– Ты нарочно меня заставила про бара… про эту рыбу говорить?

– Дурачина, я про себя-то знаю. А ты-то про себя знаешь?

Какой мерзкий голос, словно принадлежащий какой-то взрослой необразованной тетке!

– Алина, прекрати, пожалуйста.

– Сам хотел, сам звал! Алина-дурачина молчит, а я – Палашечка! Бз-з-з!

И, внезапно спрыгнув с табуретки, на которой только что прочно сидела на корточках, бросилась ко мне так быстро, что я не успел среагировать. Схватила за плечи, больно впившись пальцами, и практически в самое лицо провыла:

– Я Палашечка! Посмотри на меня! Красавица!

Я смотрел прямо в искаженное, потемневшее лицо… Не лицо, рожу… С растянутым тонкогубым ртом, со вздувшейся и пульсирующей на лбу веной. А зрачки у Алины были совершенно горизонтальные.

До сих пор я упорно не хотел допускать мысли, что это по-настоящему. Что это не игра, в том числе моего воображения.

Но как объяснить ее жуткие глаза? Я точно видел, что до этого идиотского выступления «Палашечки» у Алины со зрачками было все нормально. Она никак не могла надеть линзы незаметно от меня, даже если бы очень долго тренировалась.

И еще: Кешка стал при приближении Алинки волноваться, метаться по клетке и панически кричать, так что приходилось его во время пребывания на кухне закрывать чехлом, который мама давным-давно перешила из детской Алининой юбки.

Вообще-то кормить попугайчика, доливать ему воду и чистить клетку всегда было Алининой обязанностью. То есть нашей общей, но я постоянно забывал то одно, то другое и однажды чуть птицу не уморил. Мама очень кричала, сестра бесилась, но я все равно забывал, не нарочно, так что в итоге уход за нашим Кешкой полностью перешел к Алине.

Наш спокойный питомец так любил сидеть у кого-нибудь из нас (особенно у мамы и Алины, как самых длинноволосых) на голове и перебирать волосы, или грызть кончики тетрадных листов (нам с сестрой постоянно за это в школе попадает), или охотиться за ручкой, которой в этих самых тетрадках пишешь. А теперь он бьется в истерике от Алины, которая его кормит и поит, и вообще из клетки старается не высовываться.

Совершенно домашняя птица. Мама раз в день выпускает Кешку полетать, но все окна и даже двери в некоторые помещения у нас надежно закрыты.

Алина, конечно, очень расстроилась – как будто самый верный, бескорыстно любящий ее член нашей семьи оказался предателем.
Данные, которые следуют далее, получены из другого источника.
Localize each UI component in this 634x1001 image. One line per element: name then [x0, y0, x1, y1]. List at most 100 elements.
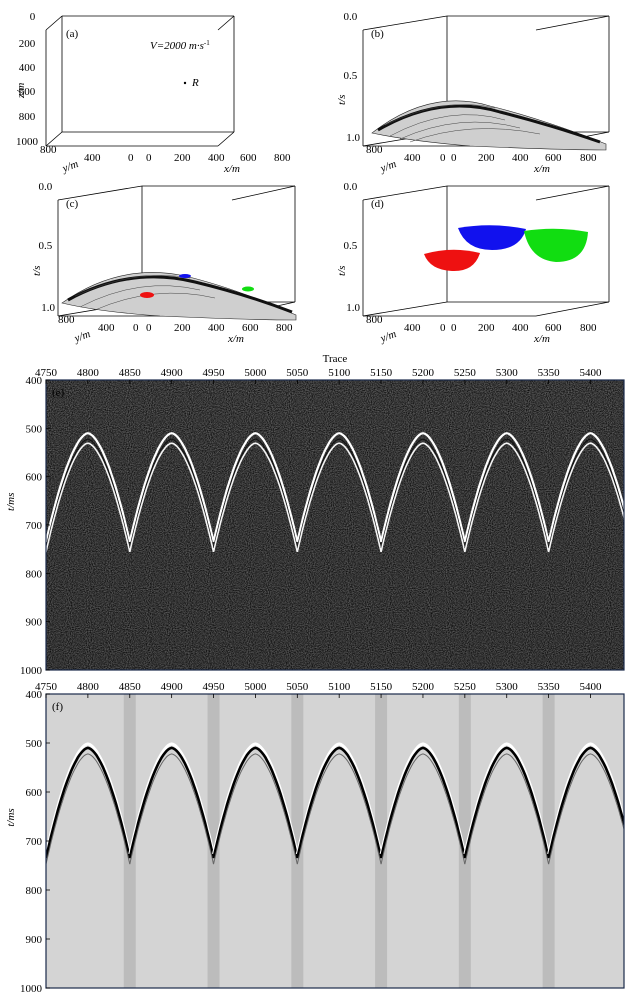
x-tick-label: 5050 — [286, 681, 309, 693]
panel-a-zticks: 0 200 400 600 800 1000 — [16, 11, 39, 148]
x-tick-label: 4850 — [119, 681, 142, 693]
hyperbola-2-lower — [129, 753, 214, 865]
panel-a-xlabel: x/m — [223, 163, 240, 175]
red-bowl — [424, 249, 480, 272]
x-tick-label: 5250 — [454, 367, 477, 379]
y-tick-label: 700 — [26, 836, 43, 848]
x-tick-label: 4900 — [161, 681, 184, 693]
grey-base — [46, 694, 624, 988]
hyperbola-4-lower — [296, 753, 382, 865]
hyperbola-5-tail — [380, 442, 466, 553]
x-tick-label: 5000 — [244, 681, 267, 693]
trace-band — [375, 694, 388, 988]
panel-b-xlabel: x/m — [533, 163, 550, 175]
green-bowl — [524, 228, 588, 262]
hyperbola-7-lower — [548, 753, 624, 865]
trace-band — [207, 694, 220, 988]
noise-shade — [46, 380, 624, 670]
x-tick-label: 5000 — [244, 367, 267, 379]
velocity-label: V=2000 m·s-1 — [150, 39, 210, 52]
hyperbola-2 — [128, 746, 215, 859]
panel-d-yticks: 800400 0 — [366, 314, 446, 334]
panel-b-zlabel: t/s — [336, 95, 348, 105]
trace-band — [458, 694, 471, 988]
panel-b-label: (b) — [371, 28, 384, 40]
y-tick-label: 400 — [26, 375, 43, 387]
hyperbola-2-lower — [129, 438, 214, 549]
hyperbola-3-lower — [213, 753, 298, 865]
y-axis-label: t/ms — [5, 493, 17, 511]
panel-c-xticks: 0 200 400 600 800 — [146, 322, 293, 334]
panel-b-zticks: 0.0 0.5 1.0 — [344, 11, 361, 144]
panel-d-bowls — [424, 225, 588, 272]
hyperbola-6-lower — [464, 753, 550, 865]
y-axis-label: t/ms — [5, 808, 17, 826]
panel-d: (d) t/s 0.0 0.5 1.0 — [336, 181, 610, 317]
panel-a-xticks: 0 200 400 600 800 — [146, 152, 291, 164]
x-tick-label: 4950 — [203, 367, 226, 379]
x-tick-label: 5350 — [538, 681, 561, 693]
y-tick-label: 500 — [26, 423, 43, 435]
x-tick-label: 4950 — [203, 681, 226, 693]
panel-a-ylabel: y/m — [60, 158, 80, 175]
hyperbola-6-tail — [464, 442, 550, 553]
y-tick-label: 600 — [26, 472, 43, 484]
panel-c-xlabel: x/m — [227, 333, 244, 345]
hyperbola-1-tail — [46, 442, 131, 553]
green-patch — [242, 286, 254, 292]
x-tick-label: 5300 — [496, 367, 519, 379]
panel-a-box — [45, 15, 235, 147]
panel-d-label: (d) — [371, 198, 384, 210]
hyperbola-3-tail — [212, 442, 299, 553]
receiver-label: R — [191, 77, 199, 89]
panel-d-xticks: 0 200 400 600 800 — [451, 322, 597, 334]
panel-d-zticks: 0.0 0.5 1.0 — [344, 181, 361, 314]
x-tick-label: 5400 — [579, 367, 602, 379]
trace-band — [542, 694, 555, 988]
hyperbola-5-lower — [380, 438, 466, 549]
panel-a-zlabel: z/m — [15, 83, 27, 99]
x-tick-label: 4750 — [35, 681, 58, 693]
panel-d-ylabel: y/m — [378, 328, 398, 345]
red-patch — [140, 292, 154, 298]
x-tick-label: 5100 — [328, 681, 351, 693]
panel-label: (e) — [52, 387, 65, 399]
y-tick-label: 600 — [26, 787, 43, 799]
x-axis-label: Trace — [323, 353, 348, 365]
panel-f: 4750 4800 4850 4900 4950 5000 5050 5100 5150 5200… — [5, 681, 625, 995]
hyperbola-4-tail — [296, 442, 382, 553]
y-tick-label: 800 — [26, 568, 43, 580]
panel-b-yticks: 800400 0 — [366, 144, 446, 164]
hyperbola-1-lower — [46, 438, 131, 549]
hyperbola-5 — [380, 432, 466, 543]
hyperbola-1 — [46, 432, 131, 543]
hyperbola-6 — [463, 746, 550, 859]
panel-c-bottom-axes: 800400 0 y/m 0 200 400 600 800 x/m — [58, 314, 293, 345]
panel-d-box — [362, 185, 610, 317]
plot-area — [46, 694, 624, 988]
hyperbola-5 — [379, 746, 467, 859]
x-tick-label: 5300 — [496, 681, 519, 693]
y-tick-label: 900 — [26, 934, 43, 946]
x-tick-label: 5150 — [370, 367, 393, 379]
panel-b-ylabel: y/m — [378, 158, 398, 175]
panel-a: (a) V=2000 m·s-1 R z/m 0 200 400 600 800… — [15, 11, 235, 148]
panel-b-surface — [371, 100, 607, 151]
hyperbola-4 — [296, 746, 383, 859]
panel-b: (b) t/s 0.0 0.5 1.0 — [336, 11, 610, 151]
y-tick-label: 1000 — [20, 983, 43, 995]
x-tick-label: 5200 — [412, 367, 435, 379]
panel-a-label: (a) — [66, 28, 79, 40]
hyperbola-4-lower — [296, 438, 382, 549]
x-tick-label: 4750 — [35, 367, 58, 379]
x-tick-label: 4800 — [77, 681, 100, 693]
panel-c-yticks: 800400 0 — [58, 314, 139, 334]
hyperbola-4 — [296, 432, 383, 543]
hyperbola-7 — [547, 746, 624, 859]
panel-c-label: (c) — [66, 198, 79, 210]
hyperbola-3-lower — [213, 438, 298, 549]
x-tick-label: 5100 — [328, 367, 351, 379]
hyperbola-3 — [212, 432, 299, 543]
x-tick-label: 4800 — [77, 367, 100, 379]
Впрочем, расстраивалась-то она расстраивалась, только все чаще отлынивала от своих домашних обязанностей, перестала что-либо по дому делать и вообще ложилась на свою кровать и тупо лежала, ничего не делая.

Теперь за Кешкой ухаживала только мама. Я, по идее, тоже, но даже в такой ситуации забота о попугайчике каким-то непостижимым образом вылетала у меня из головы (каламбур).

Животные первыми ощущают изменения, которые не могут уловить люди. Землетрясение, ядовитый газ, опасное поведение – они все считывают гораздо раньше, чем человек. А до нас когда еще дойдет наконец, что надо спасаться.

Наш попугайчик давным-давно все просек. А я только-только сейчас…

Алина-Палашка оттолкнула меня и как ни в чем не бывало отправилась на кухню. Планшет был забыт.

Что мне было делать? Я решил поговорить с мамой. Обогнав сестру, ворвался на кухню и выпалил:

– Мам, она называет себя Палашкой! Говорит не своим голосом.

Мама набросила тряпку на Кешкину клетку и повернулась к вошедшей Алине. Та бросила на нас быстрый взгляд и полезла в холодильник, будто вообще не устраивала мне только что никакого представления.

– Мам, смотри: у нее горизонтальные зрачки, – наклонившись к самому маминому уху, прошептал я.